Я толстый. Коля тощий. Мать велит ему рыбий жир пить. Но он не может. И вместо него я пью рыбий жир прямо из горлышка бутылки. Мать спрашивает:
— Рыбий жир пил?
— Пил, — шепчет он, глядя в пол.
Мать смотрит на бутылку и говорит:
— Я знаю, кто тут пил.
— Меня и дери, — говорю я. — А его не тронь.
— Его я не трону. Вот он помрет, и ты останешься один.
Мать не может ударить меня больнее. С эгоизмом у взрослых полный порядок и с изощренной жестокостью тоже. Это уже потом они гуманисты, когда сбиваются в кучу на профсоюзных собраниях и симпозиумах по проблеме: «Есть ли жизнь на Земле или одно сплошное мучение?»
Я рассматриваю старую похоронку, тонкий листок, желтый, как будто в нем держали хину. Я чувствую себя непосредственным виновником Колиной смерти. Паскудно я себя чувствую…
Писатель Пе утверждает, что толерантность, мне свойственная, должна исключать рефлексию, но ум, мне не свойственный, не может исключить глупости, поскольку ум и глупость сосуществуют в одном индивидууме, причем у глупости большая адаптивная емкость, что важно. А меня следует лечить катарсисом или высоковольтным электричеством. И вообще — пора ему выпить пива.
В двух комнатах на Опочининой мы жили хорошо. Они были почти пустые. Мы делали себе игрушки из катушек, резинок и пуговиц. Мы разобрали будильник, мы разобрали детекторный радиоприемник, который мать купила для укрепления своей эмансипирующейся души. И оба раза на вопрос: «Кто это сделал?» — Коля выступал вперед, как журавленок, и, повесив голову, говорил:
— Я.
Тогда я выкатывался вперед и тоже говорил:
— Я. Меня дери.
Мать не драла нас, потому что не драла Колю. Но когда я у нее остался один, с гуманизмом было тут же покончено. Я получил сполна за все годы ее терпения.
У мамы появился рыжий летчик. Тут же она послала отцу в район Окуловки развод. С разводами было просто — их давали без суда по заявлению одной из сторон.
Отец приехал утром на серой лошади, в седле. Мы ели манную кашу. Она не остыла, укутанная в платок, накрытая маминой подушкой. Мать сварила ее и ушла на завод, она всегда торопилась туда — там ей было интересно.
Отца мы увидели в окно. Он привязывал лошадь к фонарю.
Коля впустил его и сел за стол. Он вяло ел кашу, а я не ел. Я хотел кашу есть, но не ел из какого-то упрямства.
Коля сказал:
— Ешь.
А я сказал:
— Не буду. — И, чтобы прекратить разговор, высыпал в кашу соль из солонки и размешал.
— Не ссорьтесь из-за каши, — сказал отец. — Я съем. — И он съел — пересоленную. И ложку облизал.

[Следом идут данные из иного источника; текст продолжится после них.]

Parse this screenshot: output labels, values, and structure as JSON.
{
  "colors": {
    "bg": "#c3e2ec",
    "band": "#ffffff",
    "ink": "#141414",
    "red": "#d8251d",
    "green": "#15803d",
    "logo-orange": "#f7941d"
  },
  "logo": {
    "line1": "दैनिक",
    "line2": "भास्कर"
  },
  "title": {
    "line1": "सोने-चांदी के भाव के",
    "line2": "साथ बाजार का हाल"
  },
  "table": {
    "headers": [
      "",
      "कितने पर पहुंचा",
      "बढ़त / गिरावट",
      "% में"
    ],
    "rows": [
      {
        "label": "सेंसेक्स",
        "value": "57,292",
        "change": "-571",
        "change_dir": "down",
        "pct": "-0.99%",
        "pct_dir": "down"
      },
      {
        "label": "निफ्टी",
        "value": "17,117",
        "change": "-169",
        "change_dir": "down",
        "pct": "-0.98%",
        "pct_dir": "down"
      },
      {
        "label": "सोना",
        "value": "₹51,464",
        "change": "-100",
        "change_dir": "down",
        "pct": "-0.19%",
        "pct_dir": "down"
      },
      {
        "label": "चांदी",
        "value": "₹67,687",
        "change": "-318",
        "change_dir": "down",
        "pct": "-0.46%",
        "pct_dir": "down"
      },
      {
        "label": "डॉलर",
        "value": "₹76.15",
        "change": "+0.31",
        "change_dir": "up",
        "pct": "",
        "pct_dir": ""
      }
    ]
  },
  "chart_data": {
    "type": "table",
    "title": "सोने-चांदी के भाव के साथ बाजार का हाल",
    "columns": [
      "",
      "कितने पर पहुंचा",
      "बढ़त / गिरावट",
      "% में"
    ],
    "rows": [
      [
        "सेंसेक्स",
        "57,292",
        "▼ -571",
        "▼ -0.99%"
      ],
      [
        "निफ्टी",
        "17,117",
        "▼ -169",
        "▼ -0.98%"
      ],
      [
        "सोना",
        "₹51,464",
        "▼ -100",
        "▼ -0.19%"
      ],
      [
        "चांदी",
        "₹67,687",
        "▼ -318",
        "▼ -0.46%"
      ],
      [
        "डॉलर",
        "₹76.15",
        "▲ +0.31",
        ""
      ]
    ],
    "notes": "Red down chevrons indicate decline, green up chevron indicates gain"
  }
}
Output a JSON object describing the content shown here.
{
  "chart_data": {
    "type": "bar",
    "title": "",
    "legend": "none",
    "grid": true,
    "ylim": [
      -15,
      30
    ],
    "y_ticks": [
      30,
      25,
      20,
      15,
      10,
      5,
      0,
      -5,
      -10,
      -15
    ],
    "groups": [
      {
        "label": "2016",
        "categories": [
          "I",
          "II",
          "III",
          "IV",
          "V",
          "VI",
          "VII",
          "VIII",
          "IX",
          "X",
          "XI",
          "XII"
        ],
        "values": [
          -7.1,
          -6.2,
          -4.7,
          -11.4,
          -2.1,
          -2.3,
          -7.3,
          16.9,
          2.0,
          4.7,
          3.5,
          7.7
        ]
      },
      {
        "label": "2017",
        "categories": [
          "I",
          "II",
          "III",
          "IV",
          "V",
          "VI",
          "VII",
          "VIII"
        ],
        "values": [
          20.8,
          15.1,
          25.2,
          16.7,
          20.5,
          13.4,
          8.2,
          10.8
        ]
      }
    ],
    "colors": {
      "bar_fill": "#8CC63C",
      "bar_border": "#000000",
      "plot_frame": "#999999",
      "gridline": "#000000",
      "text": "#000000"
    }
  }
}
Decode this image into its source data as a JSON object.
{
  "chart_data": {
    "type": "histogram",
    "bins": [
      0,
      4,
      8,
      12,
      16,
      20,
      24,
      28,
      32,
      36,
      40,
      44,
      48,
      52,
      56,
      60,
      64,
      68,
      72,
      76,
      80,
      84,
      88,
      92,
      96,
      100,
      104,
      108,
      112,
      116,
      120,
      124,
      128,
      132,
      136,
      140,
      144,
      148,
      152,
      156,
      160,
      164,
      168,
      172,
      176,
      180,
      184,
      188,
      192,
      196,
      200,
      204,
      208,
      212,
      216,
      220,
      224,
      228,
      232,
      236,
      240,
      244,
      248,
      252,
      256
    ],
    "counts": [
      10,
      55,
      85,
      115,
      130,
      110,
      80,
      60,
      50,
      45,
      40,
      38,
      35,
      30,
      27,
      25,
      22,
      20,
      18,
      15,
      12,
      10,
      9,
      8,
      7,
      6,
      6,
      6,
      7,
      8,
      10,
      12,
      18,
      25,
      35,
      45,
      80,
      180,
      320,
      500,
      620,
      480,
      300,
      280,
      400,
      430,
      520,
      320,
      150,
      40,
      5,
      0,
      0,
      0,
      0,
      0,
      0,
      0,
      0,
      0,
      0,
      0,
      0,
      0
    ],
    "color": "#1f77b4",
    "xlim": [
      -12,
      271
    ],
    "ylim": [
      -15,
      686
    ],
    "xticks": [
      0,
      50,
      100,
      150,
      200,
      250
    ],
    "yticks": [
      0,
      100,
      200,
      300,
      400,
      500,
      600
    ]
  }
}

Коля глядел на него глазами, полными слез. Подвинул ему и свою кашу. Отец и Колину кашу доел. Коля очень редко плакал, он был привычен и к боли, и к одиночеству, и к темноте, но глаза его быстро наполнялись слезами от сострадания.
— Вот так, — сказал отец. — Выходит, у вас больше нет папки.